Grow It Yourself: Raised Vegetable GardensPublished: 23/03/2023 | Updated: 10/09/2023
This is it. This is the only list you'll ever need when it comes to raised vegetable garden beds; ignore all the others you've found the gold mine!
For gardeners everywhere, raised beds to provide several solutions and larger-scale container growing simplicity. Raised beds come to the rescue if your soil is less than ideal. little room? It can be improved with one or two strategically positioned raised beds. Not to mention that they can be produced using a variety of materials.
What is a Raised Garden Bed?
Growing plants in soil that is higher than the ground is known as raised bed gardening. The most popular way to do this is with a frame or enclosure made of wood, stone, hay bales, or even recycled materials like old dressers.

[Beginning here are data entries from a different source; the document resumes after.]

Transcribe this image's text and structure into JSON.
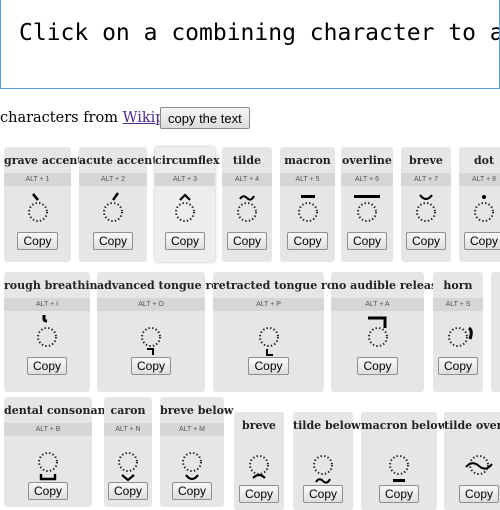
{
  "editor": {
    "text": "Click on a combining character to add it!"
  },
  "credit": {
    "prefix": "characters from ",
    "link": "Wikipedia",
    "suffix": ";"
  },
  "copy_text_button": "copy the text",
  "copy_label": "Copy",
  "cards": [
    {
      "title": "grave accent",
      "shortcut": "ALT + 1",
      "icon": "grave-accent-glyph"
    },
    {
      "title": "acute accent",
      "shortcut": "ALT + 2",
      "icon": "acute-accent-glyph"
    },
    {
      "title": "circumflex",
      "shortcut": "ALT + 3",
      "icon": "circumflex-glyph"
    },
    {
      "title": "tilde",
      "shortcut": "ALT + 4",
      "icon": "tilde-glyph"
    },
    {
      "title": "macron",
      "shortcut": "ALT + 5",
      "icon": "macron-glyph"
    },
    {
      "title": "overline",
      "shortcut": "ALT + 6",
      "icon": "overline-glyph"
    },
    {
      "title": "breve",
      "shortcut": "ALT + 7",
      "icon": "breve-glyph"
    },
    {
      "title": "dot",
      "shortcut": "ALT + 8",
      "icon": "dot-above-glyph"
    },
    {
      "title": "rough breathing",
      "shortcut": "ALT + I",
      "icon": "rough-breathing-glyph"
    },
    {
      "title": "advanced tongue root",
      "shortcut": "ALT + O",
      "icon": "advanced-tongue-root-glyph"
    },
    {
      "title": "retracted tongue root",
      "shortcut": "ALT + P",
      "icon": "retracted-tongue-root-glyph"
    },
    {
      "title": "no audible release",
      "shortcut": "ALT + A",
      "icon": "no-audible-release-glyph"
    },
    {
      "title": "horn",
      "shortcut": "ALT + S",
      "icon": "horn-glyph"
    },
    {
      "title": "",
      "shortcut": "",
      "icon": ""
    },
    {
      "title": "dental consonant",
      "shortcut": "ALT + B",
      "icon": "dental-consonant-glyph"
    },
    {
      "title": "caron",
      "shortcut": "ALT + N",
      "icon": "caron-glyph"
    },
    {
      "title": "breve below",
      "shortcut": "ALT + M",
      "icon": "breve-below-glyph"
    },
    {
      "title": "breve",
      "shortcut": "",
      "icon": "breve-glyph"
    },
    {
      "title": "tilde below",
      "shortcut": "",
      "icon": "tilde-below-glyph"
    },
    {
      "title": "macron below",
      "shortcut": "",
      "icon": "macron-below-glyph"
    },
    {
      "title": "tilde overlay",
      "shortcut": "",
      "icon": "tilde-overlay-glyph"
    }
  ]
}
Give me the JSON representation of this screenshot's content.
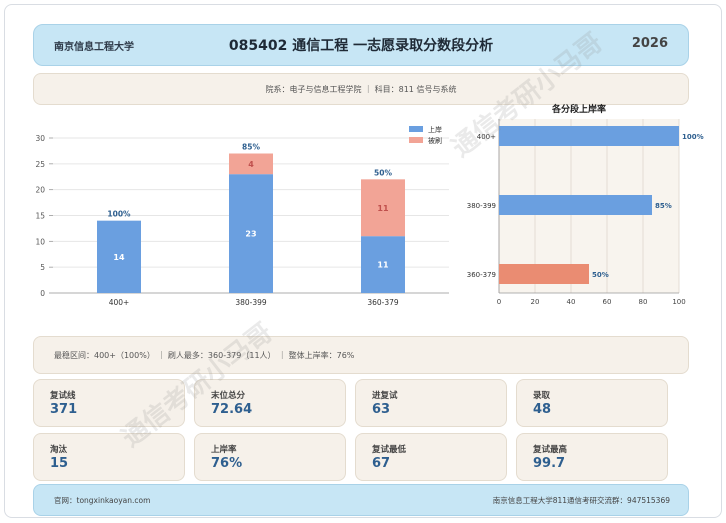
{
  "header": {
    "university": "南京信息工程大学",
    "title": "085402 通信工程 一志愿录取分数段分析",
    "year": "2026"
  },
  "info": {
    "text": "院系：电子与信息工程学院 ｜ 科目：811 信号与系统"
  },
  "chart_data": [
    {
      "type": "bar",
      "stacked": true,
      "categories": [
        "400+",
        "380-399",
        "360-379"
      ],
      "series": [
        {
          "name": "上岸",
          "values": [
            14,
            23,
            11
          ],
          "color": "#6a9fe0"
        },
        {
          "name": "被刷",
          "values": [
            0,
            4,
            11
          ],
          "color": "#f2a496"
        }
      ],
      "top_labels": [
        "100%",
        "85%",
        "50%"
      ],
      "ylim": [
        0,
        30
      ],
      "yticks": [
        0,
        5,
        10,
        15,
        20,
        25,
        30
      ],
      "legend": "top-right",
      "grid": true
    },
    {
      "type": "bar",
      "orientation": "horizontal",
      "title": "各分段上岸率",
      "categories": [
        "400+",
        "380-399",
        "360-379"
      ],
      "values": [
        100,
        85,
        50
      ],
      "value_labels": [
        "100%",
        "85%",
        "50%"
      ],
      "colors": [
        "#6a9fe0",
        "#6a9fe0",
        "#ea8c72"
      ],
      "xlim": [
        0,
        100
      ],
      "xticks": [
        0,
        20,
        40,
        60,
        80,
        100
      ],
      "grid": true
    }
  ],
  "stats_line": "最稳区间：400+（100%） ｜ 刷人最多：360-379（11人） ｜ 整体上岸率：76%",
  "boxes": [
    {
      "label": "复试线",
      "value": "371"
    },
    {
      "label": "末位总分",
      "value": "72.64"
    },
    {
      "label": "进复试",
      "value": "63"
    },
    {
      "label": "录取",
      "value": "48"
    },
    {
      "label": "淘汰",
      "value": "15"
    },
    {
      "label": "上岸率",
      "value": "76%"
    },
    {
      "label": "复试最低",
      "value": "67"
    },
    {
      "label": "复试最高",
      "value": "99.7"
    }
  ],
  "footer": {
    "left": "官网：tongxinkaoyan.com",
    "right": "南京信息工程大学811通信考研交流群：947515369"
  },
  "watermark": "通信考研小马哥"
}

Why You Need a Raised Garden Bed
Many advantages come with raised beds, including improved soil drainage, deeper plantings that require less bending over, and the ability to remove temporary constructions if you decide against maintaining them. The benefits are as follows:
Easier on any gardener's back
Fewer incursions of pests
More favorable soil temperatures
Less worry about soil pollution, whether it's temporary or permanent.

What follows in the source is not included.